Advances in the Pathogenesis of Diabetic Kidney Disease

Diabetic kidney disease (DKD) is both a frequent complication of diabetes mellitus (DM) [1] and one of the main causes of chronic kidney disease (CKD) [2]. Currently, both the prevention and management of DKD focus on glycemic control and the treatment of other concurrent cardiovascular risk factors [1,3,4]. Beyond glycemic management, a more thorough comprehension of the molecular pathways underpinning DKD is important because it might result in the development of novel treatments [5]. The purpose of this Special Issue is to present the latest advances in the pathogenesis of DKD.

Long after glucose levels return to normal, there remains a perpetually elevated risk of diabetic complications, including nephropathy, due to metabolic memory of previous exposure to hyperglycemia [5,6]. This realization raises the possibility that factors other than genetic predisposition, particularly epigenetic mechanisms, participate in the pathogenesis of diabetic complications [5,6]. Epigenetic modifications are heritable traits that can affect a phenotype by interfering with gene expression without changing the DNA sequence [5,6]. Such epigenetic modifications include the cytosine methylation of DNA (DNA methylation), histone post-translational modifications (PTMs), and non-coding RNAs (microRNAs and long non-coding RNAs) [5,6]. The involvement of epigenetic regulation in DKD has been recently reviewed [7].

A systematic review demonstrated findings regarding microRNAs (miRNAs) in DKD [8]. This article reported that miR-21 and miR-29b were upregulated, while let-7a and miR-30e were downregulated, in patients with DKD [8]. In patients with DM, miR-377 was inversely associated with DKD, whereas miR-4536-3p was positively associated with DKD [8]. MicroRNAs let-7b-5p and miR-21-5p were positively correlated with progression to end-stage renal disease (ESRD), whereas let-7c-5p and miR-29a-3p were negatively associated with progression to ESRD in patients with DM [8]. The study concluded that miR-126 was inversely associated with the presence of DKD, microalbuminuria, and macroalbuminuria in patients with DM [8].

Ezzat et al. reported that miR-375 expression was decreased in participants with type 2 DM and macroalbuminuria in comparison with diabetic patients without nephropathy and diabetic patients with microalbuminuria [9]. The same study reported a positive correlation between the expression of miRNA-375 and serum transforming growth factor-β (TGF-β) levels in T2DM individuals, emphasizing its significance in the process of kidney fibrosis [9].

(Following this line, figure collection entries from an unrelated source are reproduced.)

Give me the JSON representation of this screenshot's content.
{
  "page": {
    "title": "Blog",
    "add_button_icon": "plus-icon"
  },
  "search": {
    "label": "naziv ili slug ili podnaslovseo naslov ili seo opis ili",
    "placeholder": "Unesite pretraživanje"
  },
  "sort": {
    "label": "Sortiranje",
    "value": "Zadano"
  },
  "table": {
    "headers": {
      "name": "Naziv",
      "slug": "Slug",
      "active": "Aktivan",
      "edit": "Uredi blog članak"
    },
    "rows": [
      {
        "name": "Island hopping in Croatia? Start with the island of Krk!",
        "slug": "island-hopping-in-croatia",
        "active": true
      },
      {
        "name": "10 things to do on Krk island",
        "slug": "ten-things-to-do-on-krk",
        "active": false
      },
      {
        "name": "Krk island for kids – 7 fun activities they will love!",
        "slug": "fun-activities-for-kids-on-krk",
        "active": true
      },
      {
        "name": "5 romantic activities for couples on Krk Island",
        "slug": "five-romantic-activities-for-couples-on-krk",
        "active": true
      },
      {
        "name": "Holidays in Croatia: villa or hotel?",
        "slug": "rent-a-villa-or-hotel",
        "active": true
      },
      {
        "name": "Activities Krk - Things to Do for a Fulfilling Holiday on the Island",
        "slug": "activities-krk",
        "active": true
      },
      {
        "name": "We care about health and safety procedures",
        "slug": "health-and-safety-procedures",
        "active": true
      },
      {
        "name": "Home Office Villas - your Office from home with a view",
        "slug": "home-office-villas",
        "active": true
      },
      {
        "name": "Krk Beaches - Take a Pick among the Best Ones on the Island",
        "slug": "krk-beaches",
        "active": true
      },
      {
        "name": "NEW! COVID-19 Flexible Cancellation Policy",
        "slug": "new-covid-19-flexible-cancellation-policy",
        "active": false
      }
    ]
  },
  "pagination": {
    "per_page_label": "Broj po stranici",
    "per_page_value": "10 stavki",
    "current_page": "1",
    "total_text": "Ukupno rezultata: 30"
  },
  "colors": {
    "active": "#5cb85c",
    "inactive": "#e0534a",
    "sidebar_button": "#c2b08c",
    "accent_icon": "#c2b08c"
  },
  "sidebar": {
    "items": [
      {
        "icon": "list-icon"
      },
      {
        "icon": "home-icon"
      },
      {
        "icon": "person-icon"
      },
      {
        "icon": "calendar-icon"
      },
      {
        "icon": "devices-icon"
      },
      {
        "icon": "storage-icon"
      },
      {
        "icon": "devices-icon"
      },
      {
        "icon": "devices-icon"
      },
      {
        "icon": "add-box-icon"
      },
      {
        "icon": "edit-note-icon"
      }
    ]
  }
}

Dimuccio et al. reported that the levels of miR145 and miR126 were increased in urinary extracellular vesicles from patients with DKD in comparison with diabetic patients without nephropathy and that these further rose as albuminuria increased, noting their potential role in DKD progression [10]. In vitro, podocytes and renal tubular cells showed an elevation in both miR145 and miR126 levels in extracellular vesicles when subjected to epithelial to mesenchymal transition (EMT), suggesting an interaction between miRNAs and kidney fibrosis [10].

Hung et al. studied the effects of administration of GSK-J4, an inhibitor of methylation at histone H3 lysine 27 (H3K27), in streptozotocin (STZ)-induced diabetic mice [11]. The study demonstrated a reduction of proteinuria in STZ mice treated with GSK-J4 [11]. The investigators extended their research to assess possible correlations with kidney fibrosis [11]. In this regard, they found that the staining areas of collagen and fibrin accumulation in the glomerulus and the staining areas of fibronectin and collagen IV fibrosis-related proteins were reduced [11]. Moreover, the accumulation of α-SMA, fibronectin, and collagen IV proteins in the kidneys was reduced in STZ mice treated with GSK-J4 [11]. GSK-J4 administration also downregulated the mRNA expression of Dickkopf-1 (DKK1), TGF-β1, fibronectin, and collagen IV in the glomeruli of STZ mice [11].

Recent studies have proposed that epigenetic modifications are an essential component in the etiology of DKD. A number of studies have also linked epigenetic alternations with the pivotal phase of renal fibrosis. Further research is needed to establish the role of epigenetic modifications in the pathogenesis of DKD beyond their application as biomarkers. Investigation into epigenetic modifications is anticipated to provide novel insights about the pathogenesis of DKD and metabolic memory, which may then result in new diagnostic modalities, personalized treatments, and improved DKD outcomes.